IT is the damning report into how a two-year-old child was left seriously ill after drinking methadone and was failed by a multitude of agencies that were supposed to be protecting her.

The youngster was left living with a heroin and crack cocaineaddicted mother, Kelly Cooper, who had problems with alcohol abuse, in a household riddled with domestic violence.

Nobody will ever know exactly how the child came to swallow the toxic drug, used to help addicts wean themselves off heroin, but she is thought to have picked up a bottle from the waste bin.

Shortly afterwards she was rushed to hospital with a wheezy chest that turned into breathing difficulties. She was drowsy and disorientated, yet her mother could not explain why.

The potentially fatal incident happened in March last year – two months after Miss Cooper’s boyfriend, Ashley Russell, died from overdosing on methadone.

He lay dying for five hours at the bottom of the stairs in the house, with Miss Cooper, now 32, “too hungover, lying around in a drunken stupor” to notice and call for emergency help. Despite those shocking details, still nobody intervened and saw that the little girl and her elder sister, aged six, who were both already the subject of a council child protection plan, were in danger.

Both girls have since been removed from their mother.

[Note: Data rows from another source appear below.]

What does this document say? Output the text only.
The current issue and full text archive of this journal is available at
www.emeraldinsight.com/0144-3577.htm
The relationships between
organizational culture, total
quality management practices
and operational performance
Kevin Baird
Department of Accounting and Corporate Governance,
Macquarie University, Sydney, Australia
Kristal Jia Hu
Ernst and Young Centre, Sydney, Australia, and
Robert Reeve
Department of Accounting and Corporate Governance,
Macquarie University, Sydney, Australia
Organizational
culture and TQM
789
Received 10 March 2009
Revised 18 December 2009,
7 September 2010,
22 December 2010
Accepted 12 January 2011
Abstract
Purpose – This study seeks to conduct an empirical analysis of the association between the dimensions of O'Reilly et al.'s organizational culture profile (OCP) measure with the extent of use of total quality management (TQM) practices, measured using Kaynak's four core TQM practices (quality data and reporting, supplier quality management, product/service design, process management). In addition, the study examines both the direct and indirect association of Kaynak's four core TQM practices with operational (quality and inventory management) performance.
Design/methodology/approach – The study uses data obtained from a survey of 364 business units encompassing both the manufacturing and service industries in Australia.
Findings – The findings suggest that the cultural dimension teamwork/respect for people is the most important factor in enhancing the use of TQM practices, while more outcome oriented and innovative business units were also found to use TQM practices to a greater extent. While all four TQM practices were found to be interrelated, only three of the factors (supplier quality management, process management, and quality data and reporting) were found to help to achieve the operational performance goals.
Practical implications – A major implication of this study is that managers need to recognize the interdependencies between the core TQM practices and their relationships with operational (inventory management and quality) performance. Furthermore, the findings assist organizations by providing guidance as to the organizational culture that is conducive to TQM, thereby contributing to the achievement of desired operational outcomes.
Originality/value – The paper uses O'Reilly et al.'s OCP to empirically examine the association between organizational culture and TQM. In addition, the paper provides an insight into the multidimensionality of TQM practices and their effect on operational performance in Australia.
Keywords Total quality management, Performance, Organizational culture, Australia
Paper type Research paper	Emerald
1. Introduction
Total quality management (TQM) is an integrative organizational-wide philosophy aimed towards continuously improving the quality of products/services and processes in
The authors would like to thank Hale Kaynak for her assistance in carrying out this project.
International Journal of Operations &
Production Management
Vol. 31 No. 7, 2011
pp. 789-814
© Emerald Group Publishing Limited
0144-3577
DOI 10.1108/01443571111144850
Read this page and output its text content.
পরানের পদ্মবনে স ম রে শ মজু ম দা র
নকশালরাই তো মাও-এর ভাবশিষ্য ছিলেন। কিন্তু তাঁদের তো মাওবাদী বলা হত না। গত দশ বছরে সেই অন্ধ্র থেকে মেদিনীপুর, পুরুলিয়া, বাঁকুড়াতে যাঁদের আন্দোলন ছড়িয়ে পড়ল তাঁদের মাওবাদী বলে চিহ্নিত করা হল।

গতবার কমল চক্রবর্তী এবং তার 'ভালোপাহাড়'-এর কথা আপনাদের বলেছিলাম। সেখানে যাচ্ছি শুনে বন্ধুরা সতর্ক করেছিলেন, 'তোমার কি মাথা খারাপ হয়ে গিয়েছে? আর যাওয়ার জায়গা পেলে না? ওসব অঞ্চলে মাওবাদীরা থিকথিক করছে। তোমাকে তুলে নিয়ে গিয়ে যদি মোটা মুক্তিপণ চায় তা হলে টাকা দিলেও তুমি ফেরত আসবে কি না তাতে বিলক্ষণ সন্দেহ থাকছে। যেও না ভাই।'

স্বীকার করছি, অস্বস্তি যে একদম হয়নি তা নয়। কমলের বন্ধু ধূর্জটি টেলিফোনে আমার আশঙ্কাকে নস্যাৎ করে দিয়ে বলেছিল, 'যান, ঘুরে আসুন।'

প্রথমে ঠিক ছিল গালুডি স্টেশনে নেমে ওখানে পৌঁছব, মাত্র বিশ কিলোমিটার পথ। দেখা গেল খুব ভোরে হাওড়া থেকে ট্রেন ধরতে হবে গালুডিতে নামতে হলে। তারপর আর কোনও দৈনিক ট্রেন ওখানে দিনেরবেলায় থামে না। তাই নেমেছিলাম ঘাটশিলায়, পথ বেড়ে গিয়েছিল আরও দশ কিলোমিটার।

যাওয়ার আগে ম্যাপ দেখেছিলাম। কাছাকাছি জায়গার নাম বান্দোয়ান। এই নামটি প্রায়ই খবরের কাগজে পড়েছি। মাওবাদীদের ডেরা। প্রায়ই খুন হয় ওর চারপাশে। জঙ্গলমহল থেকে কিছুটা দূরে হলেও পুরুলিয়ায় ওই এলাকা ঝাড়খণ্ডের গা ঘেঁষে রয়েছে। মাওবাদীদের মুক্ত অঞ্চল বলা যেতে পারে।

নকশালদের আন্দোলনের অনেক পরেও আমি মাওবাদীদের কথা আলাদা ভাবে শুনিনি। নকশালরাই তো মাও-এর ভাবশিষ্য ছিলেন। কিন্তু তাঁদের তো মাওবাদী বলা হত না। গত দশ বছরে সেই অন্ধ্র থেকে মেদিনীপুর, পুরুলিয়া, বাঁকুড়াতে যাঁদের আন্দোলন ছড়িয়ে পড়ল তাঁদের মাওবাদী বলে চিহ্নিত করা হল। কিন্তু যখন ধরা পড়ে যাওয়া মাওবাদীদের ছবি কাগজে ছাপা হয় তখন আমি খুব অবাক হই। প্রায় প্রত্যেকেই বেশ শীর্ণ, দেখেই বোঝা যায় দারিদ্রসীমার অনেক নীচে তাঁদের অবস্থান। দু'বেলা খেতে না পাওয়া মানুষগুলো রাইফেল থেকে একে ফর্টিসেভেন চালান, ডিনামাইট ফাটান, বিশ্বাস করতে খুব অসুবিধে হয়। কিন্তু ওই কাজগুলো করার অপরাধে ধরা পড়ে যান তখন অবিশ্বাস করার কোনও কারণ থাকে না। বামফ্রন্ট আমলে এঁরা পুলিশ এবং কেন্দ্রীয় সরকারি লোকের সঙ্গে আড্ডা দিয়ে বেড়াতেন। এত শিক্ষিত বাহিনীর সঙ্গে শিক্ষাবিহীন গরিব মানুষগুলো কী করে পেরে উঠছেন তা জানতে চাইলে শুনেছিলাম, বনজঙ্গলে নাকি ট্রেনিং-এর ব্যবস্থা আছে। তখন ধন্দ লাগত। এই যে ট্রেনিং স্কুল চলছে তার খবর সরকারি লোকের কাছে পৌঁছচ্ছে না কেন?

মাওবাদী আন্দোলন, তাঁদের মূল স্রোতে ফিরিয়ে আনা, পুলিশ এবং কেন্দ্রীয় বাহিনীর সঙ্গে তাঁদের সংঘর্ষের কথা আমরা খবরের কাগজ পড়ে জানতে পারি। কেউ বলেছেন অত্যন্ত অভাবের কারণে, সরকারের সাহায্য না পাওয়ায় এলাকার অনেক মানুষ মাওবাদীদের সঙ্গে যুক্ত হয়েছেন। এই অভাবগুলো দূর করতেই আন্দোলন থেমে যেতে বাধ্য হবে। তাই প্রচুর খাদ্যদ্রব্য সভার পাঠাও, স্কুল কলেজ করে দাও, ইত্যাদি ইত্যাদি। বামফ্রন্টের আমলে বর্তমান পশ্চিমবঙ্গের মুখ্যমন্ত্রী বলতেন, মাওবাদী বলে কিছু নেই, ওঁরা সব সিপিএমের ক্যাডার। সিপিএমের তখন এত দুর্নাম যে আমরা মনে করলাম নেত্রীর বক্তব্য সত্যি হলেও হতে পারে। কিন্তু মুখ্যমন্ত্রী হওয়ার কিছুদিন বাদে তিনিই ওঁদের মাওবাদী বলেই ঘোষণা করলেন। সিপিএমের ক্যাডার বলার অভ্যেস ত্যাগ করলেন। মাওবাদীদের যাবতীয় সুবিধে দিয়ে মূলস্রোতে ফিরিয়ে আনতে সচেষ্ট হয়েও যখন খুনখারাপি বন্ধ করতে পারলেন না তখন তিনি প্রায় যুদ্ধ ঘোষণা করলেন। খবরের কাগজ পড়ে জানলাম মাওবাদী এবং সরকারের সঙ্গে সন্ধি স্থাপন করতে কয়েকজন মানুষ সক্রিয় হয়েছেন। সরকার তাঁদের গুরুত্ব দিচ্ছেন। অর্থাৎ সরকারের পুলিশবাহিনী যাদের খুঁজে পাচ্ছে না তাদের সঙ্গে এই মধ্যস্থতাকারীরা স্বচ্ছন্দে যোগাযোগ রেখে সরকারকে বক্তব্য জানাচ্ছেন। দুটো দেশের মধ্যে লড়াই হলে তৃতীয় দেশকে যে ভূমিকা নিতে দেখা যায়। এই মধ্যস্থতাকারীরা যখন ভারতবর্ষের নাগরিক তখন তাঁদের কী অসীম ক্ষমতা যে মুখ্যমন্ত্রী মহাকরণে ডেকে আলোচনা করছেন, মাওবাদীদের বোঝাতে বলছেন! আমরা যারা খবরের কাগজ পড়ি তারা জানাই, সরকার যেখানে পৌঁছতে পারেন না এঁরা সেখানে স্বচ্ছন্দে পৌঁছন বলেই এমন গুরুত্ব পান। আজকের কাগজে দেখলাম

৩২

Today some 13 organisations, including police, council and health services in Southampton, have been criticised for a catalogue of failings revealed in a report into the child’s welfare.

The serious case review, chaired by an independent adviser and written by an independent author, described the situation as “an accident waiting to happen” and said it would have taken a child to come to serious physical harm before anybody acted robustly.

The Daily Echo understands that some agencies involved hoped that it would not be made public. When it was released, it was published in a summary on a website. It revealed how:

  • The two sisters had been allowed to live with their mother even though two older siblings had already been removed and taken into care.
  • The entire family was known to several agencies who were concerned for the children because of neglect.
  • Their intervention, when it happened, focused too much on Miss Cooper and not her children.
  • All agencies ignored evidence from previous court proceedings that showed it was a case of “chronic neglect”.
  • GPs who saw Miss Cooper and the children should have played a crucial role – but did the least.
  • Police knew the history and the criminal behaviour of Miss Cooper but failed to see the risk to the children.
  • Care workers visiting the family home didn’t know how to identify methadone.

The failings were so great in number and widespread that no one person has lost their job or been disciplined.

The report, which has taken around a year to compile, was released this week with a total of 137 recommendations for improvement.

In its key findings about what went so wrong that could have cost a child her life, it said that assessments in this case “lacked a child focus” and centred on Miss Cooper’s capacity to parent rather than the impact of her behaviour on her little girls.

It said that had it have been done properly, they would have noticed her “inconsistent care and neglect” of the children – factors that required rigorous monitoring.

Looking at the role GPs played, it continued: “They were the professionals who received all the information about the parents and the children and were the least practised in assessing the impact on the children.”

The report then criticised police for knowing about domestic violence in the family, the drug and alcohol abuse and criminal behaviour, saying: “The lack of join up between these areas of work ensured that they failed as an agency to properly identify, assess and respond to the risk posed to these young children by the criminal and violent behaviour of their parents.”

Talking about city council care workers who visited Miss Cooper’s home, it went on to say: “The lack of clarity by workers visiting the home about what methadone looked like and the  arrangements for safe storage and disposal did not provide any sort of safety net.”

Concluding the investigation, it said; “The pattern of chronic neglect in the family and the agencies’ pattern of responding to individual incidents does suggest that the sad event was an accident waiting to happen… it seems inevitable that only evidence of physical harm to one or other of the children was going to prompt a robust response.”

The review listed a total of 137 recommendations – 32 made by the agencies involved after internal reviews. The remainder include particular points that must be addressed by the police, city council – responsible for social care, education and drug action teams – plus doctors, mental health teams, South Central Ambulance Service and Southampton University Hospitals Trust.

The agencies have been told the impact of the review will be evaluated in six months time.